Now , $18.4$ clearly shows that result holds irrespective of the type of topology when the product is finite.While $19.6$ shows that the results holds only for product topology and not for box topology as illustrated later by example $2$ , when we are taking arbitrary product.
Now, for $19.6$ , let us take an arbitrary open set from $\prod_{\alpha \in J} X_{\alpha}$ , say $U=\prod_{\alpha\in J} U_{\alpha}$ where each $U_{\alpha}$ is open in $X_{\alpha}.$ Now,$a\in f^{-1}(U) \iff a\in \bigcap_{\alpha \in J} \{f_{\alpha}^{-1}(U_{\alpha})\}.$ Now by continuity of each $f_\alpha$ we know each of $f_\alpha^{-1}(U_{\alpha})$ is open in $A$. But since arbitrary intersection of open sets may or may not be open so so the proof similar to $18.4$ does not work here. Later in the example we see that indeed the intersection ends up becoming $\Phi$ for box topology and thus unable to contain any point.
But , had we taken a closed set say, $C=\prod _{\alpha\in J}C_\alpha$ from $\prod_{\alpha \in J} X_{\alpha}$ s.t each $C_{\alpha}$ is closed in $X_{\alpha}$ containing a point $x=(x_{\alpha})_{\alpha}$, then since arbitrary intersection of closed set is again a closed set we would have $f^{-1}(C)=\bigcap_{\alpha \in J} \{f_{\alpha}^{-1}(C_{\alpha})\}$ will be another closed set in $A$.But inverse of a closed set being closed set implies continuity. But we know our function is not continuous here. So what happened?
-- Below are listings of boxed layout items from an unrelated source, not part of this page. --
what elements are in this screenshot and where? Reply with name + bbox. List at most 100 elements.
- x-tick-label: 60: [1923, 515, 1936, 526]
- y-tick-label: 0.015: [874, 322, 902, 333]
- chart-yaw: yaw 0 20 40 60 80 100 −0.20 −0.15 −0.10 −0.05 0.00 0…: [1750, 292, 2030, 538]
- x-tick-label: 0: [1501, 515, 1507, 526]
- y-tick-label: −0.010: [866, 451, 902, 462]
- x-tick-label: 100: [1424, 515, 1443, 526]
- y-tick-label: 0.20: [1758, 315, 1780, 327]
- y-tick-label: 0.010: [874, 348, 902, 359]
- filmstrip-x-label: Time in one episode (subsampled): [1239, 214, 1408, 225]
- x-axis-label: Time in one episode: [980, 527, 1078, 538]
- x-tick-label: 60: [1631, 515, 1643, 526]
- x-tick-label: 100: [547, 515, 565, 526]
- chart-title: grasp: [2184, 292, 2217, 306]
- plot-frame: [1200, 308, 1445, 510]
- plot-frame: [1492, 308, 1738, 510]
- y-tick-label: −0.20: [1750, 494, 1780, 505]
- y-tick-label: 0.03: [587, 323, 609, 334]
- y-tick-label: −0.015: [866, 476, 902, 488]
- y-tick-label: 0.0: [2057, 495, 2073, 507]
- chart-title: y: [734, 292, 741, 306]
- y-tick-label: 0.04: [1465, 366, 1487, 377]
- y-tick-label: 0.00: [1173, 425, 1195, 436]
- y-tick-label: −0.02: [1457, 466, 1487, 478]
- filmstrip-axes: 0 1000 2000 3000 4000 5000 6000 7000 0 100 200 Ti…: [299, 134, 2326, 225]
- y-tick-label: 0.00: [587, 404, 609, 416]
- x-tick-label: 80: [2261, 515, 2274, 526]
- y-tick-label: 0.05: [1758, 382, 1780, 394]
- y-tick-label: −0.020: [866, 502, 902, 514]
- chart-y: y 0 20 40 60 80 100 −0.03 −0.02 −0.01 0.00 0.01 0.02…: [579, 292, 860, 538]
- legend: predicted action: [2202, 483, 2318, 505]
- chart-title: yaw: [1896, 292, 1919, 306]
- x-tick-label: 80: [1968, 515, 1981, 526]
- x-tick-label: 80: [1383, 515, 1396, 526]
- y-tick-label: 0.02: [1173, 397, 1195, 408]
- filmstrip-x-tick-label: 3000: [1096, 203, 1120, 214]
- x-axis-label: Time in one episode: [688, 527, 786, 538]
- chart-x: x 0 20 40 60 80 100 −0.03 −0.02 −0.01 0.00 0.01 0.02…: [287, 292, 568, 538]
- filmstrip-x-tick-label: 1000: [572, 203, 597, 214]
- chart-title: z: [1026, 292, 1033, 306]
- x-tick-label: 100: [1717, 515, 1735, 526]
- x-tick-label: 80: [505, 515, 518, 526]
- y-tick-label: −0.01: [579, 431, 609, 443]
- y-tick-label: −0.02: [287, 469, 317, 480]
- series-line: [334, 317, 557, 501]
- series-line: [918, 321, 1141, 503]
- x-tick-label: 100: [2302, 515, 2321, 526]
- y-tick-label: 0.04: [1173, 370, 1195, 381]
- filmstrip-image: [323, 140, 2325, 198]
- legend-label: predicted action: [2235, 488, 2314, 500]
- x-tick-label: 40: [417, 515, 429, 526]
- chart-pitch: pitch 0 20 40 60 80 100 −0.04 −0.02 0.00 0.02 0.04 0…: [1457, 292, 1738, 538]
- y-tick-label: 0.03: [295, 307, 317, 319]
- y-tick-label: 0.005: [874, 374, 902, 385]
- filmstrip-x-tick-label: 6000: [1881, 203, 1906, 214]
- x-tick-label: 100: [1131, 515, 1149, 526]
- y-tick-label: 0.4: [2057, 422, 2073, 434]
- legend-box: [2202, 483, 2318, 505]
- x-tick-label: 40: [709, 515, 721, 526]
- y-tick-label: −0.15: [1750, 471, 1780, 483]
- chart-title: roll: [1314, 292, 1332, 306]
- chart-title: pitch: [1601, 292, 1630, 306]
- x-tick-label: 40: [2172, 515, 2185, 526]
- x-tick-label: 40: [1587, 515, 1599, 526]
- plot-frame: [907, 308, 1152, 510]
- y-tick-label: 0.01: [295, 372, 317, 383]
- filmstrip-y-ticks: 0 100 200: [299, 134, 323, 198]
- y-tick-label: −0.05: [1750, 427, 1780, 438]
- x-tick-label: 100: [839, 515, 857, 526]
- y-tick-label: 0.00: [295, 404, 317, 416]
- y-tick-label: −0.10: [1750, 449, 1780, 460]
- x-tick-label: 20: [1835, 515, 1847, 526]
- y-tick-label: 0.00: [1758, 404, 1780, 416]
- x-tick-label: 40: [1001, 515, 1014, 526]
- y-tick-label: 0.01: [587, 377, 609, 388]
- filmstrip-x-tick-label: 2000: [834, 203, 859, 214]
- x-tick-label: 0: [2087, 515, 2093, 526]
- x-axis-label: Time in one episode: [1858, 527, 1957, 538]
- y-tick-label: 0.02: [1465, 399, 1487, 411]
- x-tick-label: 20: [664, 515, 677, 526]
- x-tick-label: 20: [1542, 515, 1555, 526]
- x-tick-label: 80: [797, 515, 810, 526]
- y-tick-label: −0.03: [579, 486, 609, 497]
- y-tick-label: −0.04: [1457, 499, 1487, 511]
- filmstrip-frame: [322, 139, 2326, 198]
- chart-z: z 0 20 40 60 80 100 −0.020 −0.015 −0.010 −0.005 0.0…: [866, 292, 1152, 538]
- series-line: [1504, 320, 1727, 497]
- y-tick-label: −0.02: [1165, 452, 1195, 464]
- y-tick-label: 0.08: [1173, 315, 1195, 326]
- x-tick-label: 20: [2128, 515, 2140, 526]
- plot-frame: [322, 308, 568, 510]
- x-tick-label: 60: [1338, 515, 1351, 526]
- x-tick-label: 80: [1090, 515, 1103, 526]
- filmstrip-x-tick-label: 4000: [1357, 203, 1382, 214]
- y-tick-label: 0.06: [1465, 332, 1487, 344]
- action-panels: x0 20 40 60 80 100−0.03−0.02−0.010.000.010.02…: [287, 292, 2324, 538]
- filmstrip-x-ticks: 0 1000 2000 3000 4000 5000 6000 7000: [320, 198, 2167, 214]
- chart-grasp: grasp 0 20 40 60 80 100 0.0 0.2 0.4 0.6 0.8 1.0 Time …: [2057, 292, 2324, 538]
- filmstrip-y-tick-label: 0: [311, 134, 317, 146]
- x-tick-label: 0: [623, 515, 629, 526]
In fact , Continuity $\iff$ inverse image of every open set is open $\iff$ inverse of every closed set is closed.
So I'm misunderstanding some point here. Please clarify.
Thank you.
There are a lot more closed sets in $\prod_\alpha X_\alpha$ than those that can be written as $\prod_\alpha C_\alpha$ with $C_\alpha \subset X_\alpha$ closed. This even holds for finitely many spaces: The diagonal is closed in $X \times X$ (when $X$ is Hausdorff) but not of this form.
You've only shown $f^{-1}[C]$ closed for a (too limited) subfamily of closed subsets $C$ of the product.